The BMW X5 has been a strong-selling mainstay of the premium SUV class ever since the original made its debut in 1999. But the all-new Range Rover Sport and second-generation Porsche Cayenne knocked the MkII X5 from its place at the top of the class – so can the new third-generation X5 take BMW back to winning ways?
It promises to be roomier, more refined and better to drive, while the cabin features new levels of technology and luxury. Across the board, the newcomer is cleaner and more economical, there’s a choice of three diesels and one petrol engine, plus for the first time there’s the option of a two-wheel-drive X5 – the sDrive 25d.
But with the first cars arriving in dealers this month, the new X5 will initially be offered only in four-wheel-drive 30d and M50d diesel trim, plus the 50i petrol. So we’ve put the range-topping M50d to the test against the Range Rover Sport SDV6 and Cayenne Diesel S to find out if the BMW is back at the top.
In recent years, big SUVs have stolen sales away from full-size people carriers. Fitting third-row seats in the Range Rover costs £1,500, but access is tricky and space tight. There’s no seven-seat option with the Porsche, while a third row of seats on the X5 will cost £990. BMW estimates around 40 per cent of cars will have seven seats, but opting for these means sacrificing the self-levelling rear air-suspension.
With the best body control, the strongest grip and the most engaging steering, the Porsche is the best-handling car of our trio. It’s also the fastest and, despite its big V8 engine, weighs just 5kg more than the X5.
Few owners use these cars for serious off-roading, but their rugged, go-anywhere abilities are a big part of their appeal. All three feature hill descent control, while Land Rover’s Terrain Response system means the Range Rover Sport is capable in the rough. With the £2,379 air-suspension, the Porsche gets adjustable ride height, while £777 buys underbody protection. All three will benefit from being matched to winter tyres, as our winter tyres 4x4 grip test video proved.
The Range Rover Sport takes another victory, thanks to its breadth of abilities. It can’t match the performance of the Cayenne S Diesel, but its mix of comfort, class, off-road ability and luxury is hard to argue with. It’s every bit as desirable as the bigger Range Rover, and a fine all-rounder. However the new Sport is cleaner than the V8 Porsche, but even with stop-start, it can’t match the X5’s 177g/km CO2 emissions.
The Porsche Cayenne finishes second by the narrowest margin. It’s fast, classy, comfortable and great to drive, and boasts a brilliant engine. But it’s held back by high CO2 emissions, plus you have to spend nearly £10,000 on options to match the Range Rover’s equipment count. The Porsche diesel has more torque than both its rivals: its 850Nm output is 100Nm more than a Cayenne Turbo S.

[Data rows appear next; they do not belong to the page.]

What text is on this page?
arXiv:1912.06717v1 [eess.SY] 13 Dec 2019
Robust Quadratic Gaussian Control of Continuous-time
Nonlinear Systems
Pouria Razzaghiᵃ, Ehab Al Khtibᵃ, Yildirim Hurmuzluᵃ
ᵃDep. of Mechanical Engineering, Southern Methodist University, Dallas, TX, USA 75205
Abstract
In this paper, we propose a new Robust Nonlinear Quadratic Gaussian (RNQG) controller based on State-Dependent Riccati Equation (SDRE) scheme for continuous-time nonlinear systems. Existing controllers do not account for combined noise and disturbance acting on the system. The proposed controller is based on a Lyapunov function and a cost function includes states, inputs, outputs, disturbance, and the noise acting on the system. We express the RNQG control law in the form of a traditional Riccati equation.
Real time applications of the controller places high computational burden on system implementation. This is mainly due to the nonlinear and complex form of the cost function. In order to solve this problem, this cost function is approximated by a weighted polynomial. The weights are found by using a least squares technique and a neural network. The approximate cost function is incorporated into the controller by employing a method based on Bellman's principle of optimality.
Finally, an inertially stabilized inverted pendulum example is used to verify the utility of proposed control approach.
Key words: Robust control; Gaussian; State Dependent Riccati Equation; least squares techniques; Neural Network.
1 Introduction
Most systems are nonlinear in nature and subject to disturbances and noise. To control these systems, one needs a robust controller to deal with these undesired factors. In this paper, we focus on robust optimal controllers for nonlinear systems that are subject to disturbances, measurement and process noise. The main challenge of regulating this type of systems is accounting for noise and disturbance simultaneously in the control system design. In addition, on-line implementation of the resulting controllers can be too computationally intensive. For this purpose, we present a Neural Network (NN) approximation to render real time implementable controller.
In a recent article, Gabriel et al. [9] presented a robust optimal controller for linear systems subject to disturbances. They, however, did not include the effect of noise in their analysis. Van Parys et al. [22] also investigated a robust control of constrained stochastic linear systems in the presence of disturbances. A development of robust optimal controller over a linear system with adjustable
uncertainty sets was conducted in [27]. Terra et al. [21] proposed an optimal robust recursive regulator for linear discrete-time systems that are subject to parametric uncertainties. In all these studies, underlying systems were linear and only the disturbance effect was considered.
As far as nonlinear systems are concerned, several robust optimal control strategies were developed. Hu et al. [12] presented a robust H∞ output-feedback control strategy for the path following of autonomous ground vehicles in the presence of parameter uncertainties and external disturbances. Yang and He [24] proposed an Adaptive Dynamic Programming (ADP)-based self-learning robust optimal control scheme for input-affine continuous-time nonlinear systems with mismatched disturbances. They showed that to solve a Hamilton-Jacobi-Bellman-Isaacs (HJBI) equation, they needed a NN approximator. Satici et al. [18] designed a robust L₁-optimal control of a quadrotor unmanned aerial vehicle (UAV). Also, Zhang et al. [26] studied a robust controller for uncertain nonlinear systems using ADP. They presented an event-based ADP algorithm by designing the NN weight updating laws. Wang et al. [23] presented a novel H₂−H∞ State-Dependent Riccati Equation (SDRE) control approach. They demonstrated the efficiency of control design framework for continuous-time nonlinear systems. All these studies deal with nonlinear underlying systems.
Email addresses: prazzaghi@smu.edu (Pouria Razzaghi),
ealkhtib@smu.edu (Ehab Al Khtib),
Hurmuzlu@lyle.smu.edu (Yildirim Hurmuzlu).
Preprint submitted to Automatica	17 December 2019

With impressively low emissions and a more upmarket cabin, the new X5 has taken a step forward. Yet in spite of a gem of an engine, the driving experience disappoints. An unsettled ride and complicated dynamic options make it more uncomfortable than the Range Rover and less agile than the Porsche. In spite of the introduction of the four-cylinder 25d models, the six-cylinder 30d is expected to account for 50 per cent of sales. Across the range, M Sport trim will make up 80 per cent of registrations.